LAKE Macquarie council has put up signage at Murrays Beach at Lake Macquarie after a great white shark was seen circling in the waters close to shore for about an hour on Thursday.
The signage is temporary and was put in place on the advice of the Department of Primary Industries following "unusual" shark behaviour in the area.
The juvenile shark was filmed by fisherman Clinton Bambach and posted on the Newcastle Herald's website on Friday.
A mother whose two-year-old daughter was splashing in the waters of Lake Macquarie on Sunday said she was very shocked to see the footage of a great white shark so close to shore.
Sheena Macourt, of Lambton, was at a birthday party held at Croudace Bay.
Her daughter Varie-Estelle was one of four young children in the water.
"It's pretty scary knowing our kids have been in the water," she said.
It was the family's first visit to the lake and they had planned to return.
"There were lots of people in the area. There were people in the water," she said.
Ms Macourt said she had since heard there had been an increase in shark numbers. "We will go back, but we will stick to the shore," she said.
Long-term Belmont resident Glyn Matthews said he believed shark numbers had increased in the lake and an attack on a human was inevitable. "I am dreading the thought, but there will be a shark attack soon," he said.
He said people were becoming too afraid to go into the water due to the number of shark sightings in recent years. He has long been calling on Lake Macquarie Council to install netting at existing lake baths and to recommission baths at Belmont.
In February 2012, the council considered concerns raised by the public about sharks in Lake Macquarie, in particular a call for shark nets in Belmont baths.
The council resolved not to proceed with the nets.
Yesterday, a spokesperson for the council said the council's position had not changed and "no further action is proposed to investigate or install any form of netting at areas controlled by council."
Jeff Jansson, a semi-retired environmental scientist from Coal Point, said he did not accept shark numbers had increased significantly in Lake Macquarie.
Mr Jansson led the Lake Improvement Project that improved water quality in the lake.
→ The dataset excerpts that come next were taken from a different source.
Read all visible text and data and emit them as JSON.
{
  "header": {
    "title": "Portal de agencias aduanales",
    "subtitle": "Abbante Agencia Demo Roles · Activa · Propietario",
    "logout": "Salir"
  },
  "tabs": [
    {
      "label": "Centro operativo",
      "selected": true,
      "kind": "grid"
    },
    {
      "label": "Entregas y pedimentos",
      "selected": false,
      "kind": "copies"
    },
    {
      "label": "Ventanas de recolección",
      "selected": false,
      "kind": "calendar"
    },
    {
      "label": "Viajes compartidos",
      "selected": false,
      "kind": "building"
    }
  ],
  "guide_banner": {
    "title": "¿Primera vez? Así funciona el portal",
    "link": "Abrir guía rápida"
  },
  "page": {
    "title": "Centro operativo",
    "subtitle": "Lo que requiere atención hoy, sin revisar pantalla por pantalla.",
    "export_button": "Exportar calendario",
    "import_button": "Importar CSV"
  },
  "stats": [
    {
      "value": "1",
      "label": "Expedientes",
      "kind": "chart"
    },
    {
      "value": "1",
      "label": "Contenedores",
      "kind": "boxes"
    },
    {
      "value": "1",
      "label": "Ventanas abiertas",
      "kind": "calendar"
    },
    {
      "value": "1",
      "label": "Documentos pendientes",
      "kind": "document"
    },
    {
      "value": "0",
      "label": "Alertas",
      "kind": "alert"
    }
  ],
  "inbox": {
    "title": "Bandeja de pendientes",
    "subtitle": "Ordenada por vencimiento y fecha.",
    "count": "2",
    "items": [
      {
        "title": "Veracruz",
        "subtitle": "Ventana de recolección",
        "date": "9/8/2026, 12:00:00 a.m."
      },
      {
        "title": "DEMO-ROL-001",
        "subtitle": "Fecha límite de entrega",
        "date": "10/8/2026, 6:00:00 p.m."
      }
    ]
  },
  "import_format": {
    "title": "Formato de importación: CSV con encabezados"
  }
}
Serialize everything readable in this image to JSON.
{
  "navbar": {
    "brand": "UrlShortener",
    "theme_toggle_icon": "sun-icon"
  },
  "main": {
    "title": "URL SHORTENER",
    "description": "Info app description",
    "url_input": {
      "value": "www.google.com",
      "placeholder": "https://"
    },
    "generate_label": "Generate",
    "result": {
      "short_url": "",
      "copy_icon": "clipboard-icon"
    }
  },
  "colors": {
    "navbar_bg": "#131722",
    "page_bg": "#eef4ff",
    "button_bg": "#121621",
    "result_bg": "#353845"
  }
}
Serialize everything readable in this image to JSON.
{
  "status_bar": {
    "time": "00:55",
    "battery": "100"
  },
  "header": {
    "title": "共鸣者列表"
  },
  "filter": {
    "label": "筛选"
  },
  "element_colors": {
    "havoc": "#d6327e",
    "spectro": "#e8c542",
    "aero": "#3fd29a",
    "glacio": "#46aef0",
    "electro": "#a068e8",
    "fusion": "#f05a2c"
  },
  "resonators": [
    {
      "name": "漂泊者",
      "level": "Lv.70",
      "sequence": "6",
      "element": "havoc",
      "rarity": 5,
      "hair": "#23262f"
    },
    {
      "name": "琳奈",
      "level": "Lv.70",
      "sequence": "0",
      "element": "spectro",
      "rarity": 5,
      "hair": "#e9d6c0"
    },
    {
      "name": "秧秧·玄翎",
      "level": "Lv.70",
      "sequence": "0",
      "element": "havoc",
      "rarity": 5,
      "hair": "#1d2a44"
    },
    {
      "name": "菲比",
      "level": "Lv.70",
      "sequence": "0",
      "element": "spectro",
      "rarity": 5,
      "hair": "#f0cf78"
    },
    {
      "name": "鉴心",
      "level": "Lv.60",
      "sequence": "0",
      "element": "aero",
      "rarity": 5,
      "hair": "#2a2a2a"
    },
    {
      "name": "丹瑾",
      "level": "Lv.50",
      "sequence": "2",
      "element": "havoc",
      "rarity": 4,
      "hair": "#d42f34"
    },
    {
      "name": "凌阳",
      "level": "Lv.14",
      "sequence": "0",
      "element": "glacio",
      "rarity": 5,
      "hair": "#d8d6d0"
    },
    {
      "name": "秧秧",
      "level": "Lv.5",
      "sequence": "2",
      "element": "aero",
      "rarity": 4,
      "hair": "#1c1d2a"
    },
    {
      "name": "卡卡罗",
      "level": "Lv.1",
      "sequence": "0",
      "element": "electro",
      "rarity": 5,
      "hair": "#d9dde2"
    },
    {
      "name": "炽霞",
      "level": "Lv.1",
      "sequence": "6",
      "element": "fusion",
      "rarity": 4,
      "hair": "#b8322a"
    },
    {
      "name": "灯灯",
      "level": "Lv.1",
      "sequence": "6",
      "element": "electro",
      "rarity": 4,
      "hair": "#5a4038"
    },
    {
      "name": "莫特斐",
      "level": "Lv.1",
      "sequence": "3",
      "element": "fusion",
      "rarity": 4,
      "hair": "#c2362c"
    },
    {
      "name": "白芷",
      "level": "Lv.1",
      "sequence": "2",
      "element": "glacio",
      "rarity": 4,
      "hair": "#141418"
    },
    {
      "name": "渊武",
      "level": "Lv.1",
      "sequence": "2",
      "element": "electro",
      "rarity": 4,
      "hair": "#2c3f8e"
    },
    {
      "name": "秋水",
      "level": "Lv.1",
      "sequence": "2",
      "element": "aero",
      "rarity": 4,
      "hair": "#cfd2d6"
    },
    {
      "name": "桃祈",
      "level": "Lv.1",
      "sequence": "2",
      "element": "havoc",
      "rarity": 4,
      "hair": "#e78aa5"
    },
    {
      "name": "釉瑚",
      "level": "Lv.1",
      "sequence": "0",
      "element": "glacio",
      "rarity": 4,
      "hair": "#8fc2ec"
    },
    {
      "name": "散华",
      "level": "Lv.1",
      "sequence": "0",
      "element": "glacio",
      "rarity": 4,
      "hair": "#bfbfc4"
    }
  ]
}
He said between the 1960s and 1980s water quality within the lake was at its worst and this led to a depletion in marine life.
The improvement of water quality and a ban on commercial fishing on the lake from May 2002 had seen fish and shark numbers return to pre-1960s levels.
"There is no data to suggest shark numbers are increasing," he said.
He attributed an increase in reported sightings to mobile phones.
"Everyone has a camera now," he said.
He encourages people to continue to enjoy the lake.
"We can't wrap ourselves up in cotton wool and not enjoy it," he said.